Finding a way to at least keep some kind of business model working, Mr Thompson said early on the management team recognised a series of smaller events held with more frequency would be safer for visitors on a whole and this, he said, had proven manageable for staff.
They do not anticipate closing attractions any time soon.
“Cayman has a lot of people living and working here and if we all continue to support the local attractions, we will be able to get through this unprecedented time and move into full recovery,” Mr Thompson said. “We certainly hope that no attraction has to close its doors permanently.”
Smaller businesses hit hard
Privately owned businesses, such as the Lobster Pot Diver Centre, without the weight of Government or wealthy investors, paint a different picture, however.
Lobster Pot Diver Center co-owner Nick Buckley said before the pandemic hit the business was doing very well and anticipated an excellent 2020. All that changed mid-March when tourism came to an abrupt halt.
“We took on our last tourist divers on 12th March,” Mr.

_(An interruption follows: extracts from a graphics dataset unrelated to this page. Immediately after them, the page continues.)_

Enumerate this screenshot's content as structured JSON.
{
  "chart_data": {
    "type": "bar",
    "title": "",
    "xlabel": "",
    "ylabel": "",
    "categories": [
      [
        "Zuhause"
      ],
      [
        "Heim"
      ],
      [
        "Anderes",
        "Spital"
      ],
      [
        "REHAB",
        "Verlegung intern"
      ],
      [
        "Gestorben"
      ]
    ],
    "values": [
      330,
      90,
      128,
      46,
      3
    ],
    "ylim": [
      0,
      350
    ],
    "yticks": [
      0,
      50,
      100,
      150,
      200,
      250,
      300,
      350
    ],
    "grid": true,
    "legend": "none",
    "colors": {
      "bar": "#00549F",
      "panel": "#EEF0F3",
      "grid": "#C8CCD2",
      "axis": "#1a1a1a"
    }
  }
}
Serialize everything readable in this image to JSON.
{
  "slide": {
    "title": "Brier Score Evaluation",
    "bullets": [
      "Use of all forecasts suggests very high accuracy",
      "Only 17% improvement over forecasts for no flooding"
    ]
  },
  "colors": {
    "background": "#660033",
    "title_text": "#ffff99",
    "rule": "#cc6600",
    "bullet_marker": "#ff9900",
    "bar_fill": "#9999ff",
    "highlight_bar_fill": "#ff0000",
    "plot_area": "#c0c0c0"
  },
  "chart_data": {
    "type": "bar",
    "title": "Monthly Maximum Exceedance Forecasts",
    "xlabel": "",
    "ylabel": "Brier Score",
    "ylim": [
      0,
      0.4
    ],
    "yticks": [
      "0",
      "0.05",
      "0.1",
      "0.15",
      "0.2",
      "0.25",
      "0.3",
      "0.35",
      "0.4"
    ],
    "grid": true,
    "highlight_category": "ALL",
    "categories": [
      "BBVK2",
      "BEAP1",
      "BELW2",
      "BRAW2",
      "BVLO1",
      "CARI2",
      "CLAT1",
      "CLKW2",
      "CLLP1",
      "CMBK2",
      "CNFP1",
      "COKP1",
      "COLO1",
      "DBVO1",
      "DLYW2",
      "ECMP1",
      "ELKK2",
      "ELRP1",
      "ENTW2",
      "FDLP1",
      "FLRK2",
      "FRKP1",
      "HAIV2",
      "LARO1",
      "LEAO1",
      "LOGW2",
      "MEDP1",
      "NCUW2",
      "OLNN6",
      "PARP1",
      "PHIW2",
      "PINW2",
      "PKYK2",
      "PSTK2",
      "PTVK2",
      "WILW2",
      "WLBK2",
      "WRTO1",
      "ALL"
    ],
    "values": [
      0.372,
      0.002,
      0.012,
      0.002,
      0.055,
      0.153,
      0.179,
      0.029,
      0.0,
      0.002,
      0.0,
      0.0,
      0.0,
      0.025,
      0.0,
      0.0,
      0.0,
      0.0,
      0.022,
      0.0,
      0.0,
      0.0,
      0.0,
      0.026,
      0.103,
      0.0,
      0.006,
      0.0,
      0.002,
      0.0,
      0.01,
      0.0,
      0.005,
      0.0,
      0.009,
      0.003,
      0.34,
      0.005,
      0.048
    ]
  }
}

Buckley confirmed. “That was the last time we had fully paying customers.”
Suddenly, with lockdown in force, they were unable to access their boats or their shop, both of which needed constant attention to ensure they were in working order. Respite eventually came a few months later when they were able to finally access their business with permission from the Government. Around that time their 28 or so staff members were whittled down to just a core of between five and seven, with most staff deciding to head back to their home country due to the uncertainty of their future in the business.
In order to keep the business alive, Mr Buckley said they decided to focus their attentions on the retail side, while at the same time working hard to attract local residents to come and dive with them. They also offered open water and advanced courses and afterschool one tank dives to local school students.
“At the beginning of the summer, we felt we could just about keep afloat with the support of some very loyal residents and, for a while, we were doing OK. We were selling merchandise at the shop and seeing a few people interested in diving. We were not making any money, but we were at least able to pay rent and insurance and give the staff a portion of their wages. July and August were not too bad, with a series of summer camps for children proving successful,” he confirmed.
Meanwhile, there has been no let-up in interest from loyal clients who live overseas requesting to book up for upcoming months.
“Customers have been trying to book with us for the past few months, but I have had to contact them all to explain that, as much as we appreciate their support, tourism is not opening up anytime soon,” he confirmed. “With big resorts all but shutting down I cannot see a return to normal before thanksgiving or Christmas holidays 2021.”
September and October have seen a considerable slowdown in business, as the schools re open and so the dive center is going to have to do some serious thinking about its future in the coming weeks.
“In lieu of this, we are actively pursuing other avenues of revenue, such as weekend dive courses, try dives for non-certified divers and snorkel trips,” he explained.
Another devastating event that has detrimentally affected business is the detection of the Stoney coral disease that was found out on the north wall over the past few months. As it is moving westward along the wall, the Department of the Environment has closed down most of the dive sites to try and eliminate dive spread of the disease, he advised.
“Although we have had the support of some very loyal customers, it would be great to see more local divers taking the opportunity to get open water certified and explore the walls and reefs that Cayman has to offer,” Mr Buckley said. “The future for Lobster Pot Dive Centre is very uncertain.”